How I scaled up Datascience tasks by using Dask and Numba as against pyspark
Sundara Raman Narayanan (~sundara_raman) |
Data scientist prefer R and Python as a tool for understanding data and to build models. However, one major drawback with these tools is that they do not scale up automatically. Hence they will need to duplicate the same effort to rewrite the entire pipeline in some other tool such as pyspark or scala spark. But this also limits them with the kind of model that they can build using the data in hand. Because, not all models are available in spark. For example a simple KMeans clustering is readily available in Spark. However, If I want to build Agglomerative clustering algorithm then I do not have a package that has implemented this algorithm.
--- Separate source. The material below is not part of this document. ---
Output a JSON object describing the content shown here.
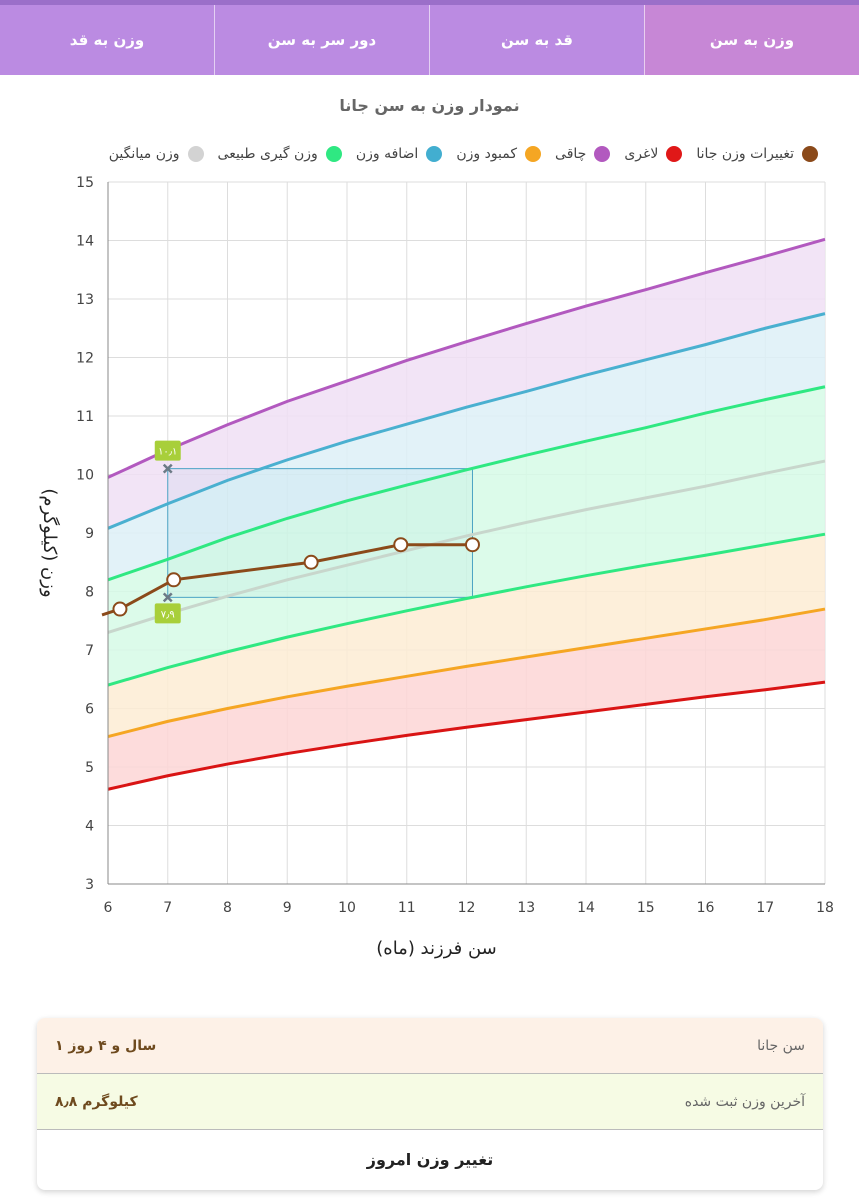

Thus we have three challenges that data scientist face while using spark. 1. Selection of algorithm is limited 2. Time taken to rewrite the entire pipeline in spark from the default tool of preference 3. Learning curve for the tool spark.
Here I discuss about the natively available tool set such as Numba and Dask that can help a data scientist to solve the three issues mentioned above without compromising on the scalability.
Basic knowledge about the Data Science and Python
Sundara Raman Narayanan is working as a Data scientist with Crayon Data. He has 14 years of industry experience. His research area is Natural language processing. He has developed various statistical models such as Random forest, Gradient boosting and XGBoost to solve realworld problems for business. His domain focus is majorly around Marketing and Finance. He is currently focusing on the Travel and tourism domain to solve the consumer choice problem.